交差枝、内向枝、小さい頃の花芽はすべて切り落とし、寒冷期の枝だけの苗木はもちろん、葉が展開し始めた苗木まで、植え付け前に徹底的に剪定した。今思えば、苗木のほうが「おい園主、やめろや!これは働ける葉だぞ!痩せっぽちになってまうよ!」とツッコミを入れてきそうなほどの暴走ぶりだった。もし当時“ブルーベリー剪定協会”なるものが存在していたら、私は間違いなく入会し、しかも初日に張り切りすぎて空回りして退会させられていたと思う。
このしくじりがブルーベリーに及ぼした影響
ある時ふと気がついた。寒冷期に剪定した苗木はよく育つのに対し、成長が始まってから剪定して植え付けた苗木は明らかに育ちが悪かったのである。中には、しばらくして枯れてしまう苗木すらあった。私はそこで初めて「もしかして俺、ブルーベリーの敵なのでは?」と軽く自分を疑った。

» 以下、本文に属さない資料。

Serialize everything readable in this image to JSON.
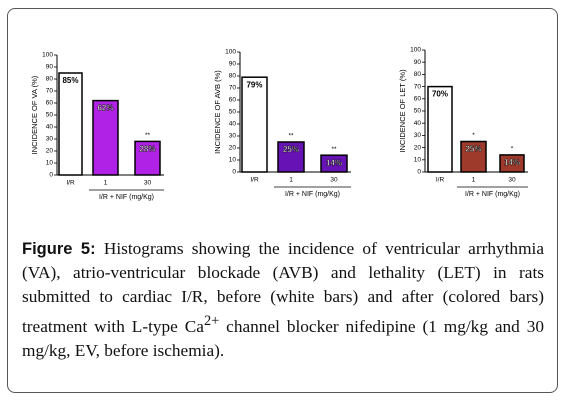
{
  "chart_data": [
    {
      "type": "bar",
      "ylabel": "INCIDENCE OF VA (%)",
      "categories": [
        "I/R",
        "1",
        "30"
      ],
      "values": [
        85,
        62,
        28
      ],
      "value_labels": [
        "85%",
        "62%",
        "28%"
      ],
      "colors": [
        "#ffffff",
        "#b023e6",
        "#b023e6"
      ],
      "annotations": [
        null,
        null,
        "**"
      ],
      "group_label": "I/R + NIF (mg/Kg)",
      "ylim": [
        0,
        100
      ],
      "yticks": [
        0,
        10,
        20,
        30,
        40,
        50,
        60,
        70,
        80,
        90,
        100
      ]
    },
    {
      "type": "bar",
      "ylabel": "INCIDENCE OF AVB (%)",
      "categories": [
        "I/R",
        "1",
        "30"
      ],
      "values": [
        79,
        25,
        14
      ],
      "value_labels": [
        "79%",
        "25%",
        "14%"
      ],
      "colors": [
        "#ffffff",
        "#6612b4",
        "#6612b4"
      ],
      "annotations": [
        null,
        "**",
        "**"
      ],
      "group_label": "I/R + NIF (mg/Kg)",
      "ylim": [
        0,
        100
      ],
      "yticks": [
        0,
        10,
        20,
        30,
        40,
        50,
        60,
        70,
        80,
        90,
        100
      ]
    },
    {
      "type": "bar",
      "ylabel": "INCIDENCE OF LET (%)",
      "categories": [
        "I/R",
        "1",
        "30"
      ],
      "values": [
        70,
        25,
        14
      ],
      "value_labels": [
        "70%",
        "25%",
        "14%"
      ],
      "colors": [
        "#ffffff",
        "#9e3a2c",
        "#9e3a2c"
      ],
      "annotations": [
        null,
        "*",
        "*"
      ],
      "group_label": "I/R + NIF (mg/Kg)",
      "ylim": [
        0,
        100
      ],
      "yticks": [
        0,
        10,
        20,
        30,
        40,
        50,
        60,
        70,
        80,
        90,
        100
      ]
    }
  ],
  "caption": {
    "label": "Figure 5:",
    "text_before": " Histograms showing the incidence of ventricular arrhythmia (VA), atrio-ventricular blockade (AVB) and lethality (LET) in rats submitted to cardiac I/R, before (white bars) and after (colored bars) treatment with L-type Ca",
    "superscript": "2+",
    "text_after": " channel blocker nifedipine (1 mg/kg and 30 mg/kg, EV, before ischemia)."
  }
}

その後、ブルーベリー栽培を徹底的に学んだ私は、根拠のない“栽培動画真似っ子カッコつけ剪定”がむしろ苗木を苦しめる行為であることに気がついた。
光合成に必須の葉、樹に養分を蓄える枝、これらを植え付け前に過剰に切り落とすことで樹の体力は大きく削られる。例えるなら、植え付け前に苗木が42.195キロを全力疾走し、ゼーゼーハーハーゲッホンゲッホン体力スッカラカン赤マーク点滅の状態で植え付けることになってしまうのである。
その結果、植え付け後に襲いかかる暑さ・湿度・乾燥に耐えきれず、弱り、育ちが悪くなり、最悪枯れる危険性が高まる。ブルーベリー先輩、あの頃は本当にすみませんでした。あなたの体力を私が勝手に削っていました。
動画上でプロがやってる剪定は、プロが長年の経験から導き出した経験則に基づいてるものであり、初心者が真似して同じようにできるものではない。
ではどうしたらよかったのか
今思えば、無根拠な成長期剪定という発想自体が間違いだった。ブルーベリーは葉で光合成を行い、枝に養分を蓄え、根が動き始めるタイミングで成長を加速させる。つまり、植え付け前に枝葉を切るという行為は、スタートラインに立つ前に足を折るようなものだった。
ただし、成長期の剪定がすべて悪いわけではない。植え付けの際に根鉢を軽く崩した結果、上部の枝葉の量と根の吸水能力の整合性が取れなくなる場合がある。そうした状況では、背丈を少し縮めて、崩れた根鉢が持つ吸水能力に見合うサイズに調整することは理にかなっている。つまり、成長期の剪定は「根鉢の状態と樹体のバランスを整える」という明確な根拠がある場合に限り、必要な処置となり得る。
しかし、動画サイトでよく見かける「このほうがプロっぽくてカッコいい」「植え付け前にとりあえず切る」という無根拠な剪定は論外である。必要な理由がある剪定と、見た目だけの剪定はまったく別物であり、混同してはいけない。私はそれを知らず、元気な苗木を自ら弱らせていた。苗木のほうが「園主、頼むから理由を持って切ってくれ」と言っていたに違いない。
結論
買った苗木は、成長期に無根拠で剪定してから植え付けてはいけない。葉は光合成の要であり、枝は養分の貯蔵庫であり、苗木の体力そのものだからだ。動画の情報を鵜呑みにするのは禁忌であり、ブルーベリーの生理を理解することが生命線となる。カッコつけて切り刻んだ苗木を即座に元に戻す対処法は存在しない。初心者はまず「植えるだけ」が正解である。
初心者にとって、剪定は鬼門である。とりあえず植えてみて、うまく育ってきた段階でチビチビ始めてみる。「初心者はもったいないから切るのをためらいがち」などと半ばバカにされるように言われるが、私はそれでいいと思う。
少しずつ切れるようになり、自然と覚えていく。
最後にひと言、あの頃の私へ──切るな、植えろ、そして深呼吸して少し落ち着け!そしてごめんね、ブルージェイ!今では元気!よかった!